CZECHOSLOVAK SUITCASE/Rokko Juhász

Duration: 30 April – 30 May 2026

Curator: Anikó Mazán

Rokko Juhász’s six-year process art project, spanning five continents, is the
ontological journey of a single object: a brown vulcanized fibre suitcase
manufactured in 1922. The object originally belonged to the artist's grandfather from
Kamendín (Kéménd), who, as a memento of 20th-century Central European destiny,
almost never left his homeland of his own free will. The project’s premise is the
rewriting of forced immobility into radical mobility: the artist fulfills the grandfather's
"unlived" travels, while elevating the object into a tool of global memory and
contemporary artistic intervention.
 

Geopolitical Parallels and the „Glitch"
The suitcase is not merely luggage, but an "ambassador" of a defunct state,
Czechoslovakia.
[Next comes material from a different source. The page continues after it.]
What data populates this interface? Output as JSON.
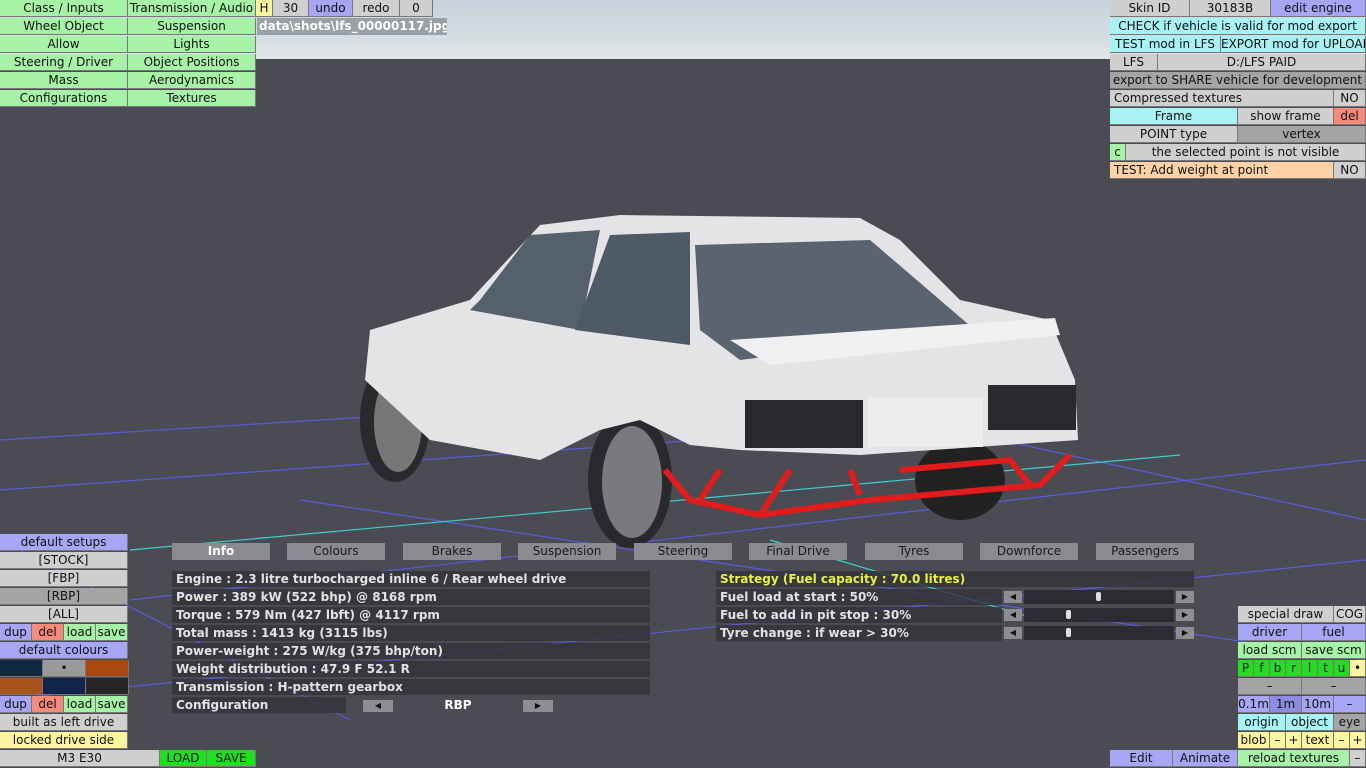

During its journey, the object passed through flashpoints such as
the Indo-Pakistani border, where the presence of the Czechoslovak suitcase drew a
poignant historical parallel between the post-1945 population exchange in Upper
Hungary and the collective traumas of the 1947 Partition of India. In the labyrinth of
modern aviation and bureaucracy, the 100-year-old object functioned as an
analogue glitch: with its dimensions, weight, and anachronistic being, it continuously
disrupted the seamlessness of the digital present.
 

The Abandoned Past: Vanuatu
The project’s terminus is the island of Vanuatu in Oceania, specifically the sacred
Mount Yasur volcano. Here, Rokko Juhász performed the ethical climax of the
process: respecting the sacrality of the site, he did not destroy the suitcase but
"abandoned it to its fate" on the rim of the volcano. This act is the withdrawal of will; the releasing of memory in a space where personal history dissolves back into the
elemental forces of nature. The suitcase remained in "no man's land," exposed to ash, wind, and time.
 

Intervention in the Gallery Space
The exhibition venue, the cellar of the Ernest Zmeták Art Gallery in Nové Zámky,
serves as the dematerialized final chord of the project. Since the physical object
remained on the island of Vanuatu, the aesthetics of absence dominate the
exhibition space. Descending underground, the visitor finds not the suitcase itself,
but its digital ghost: through a holofan illusion, the object vibrates in the space as a
luminous simulacrum. The photographs legitimize the impossible journey, while the
hologram questions the physical necessity of the object. The Czechoslovak suitcase
has finally returned home to the walls of the gallery in Nové Zámky, no longer as a
heavy burden, but as weightless, pure memory.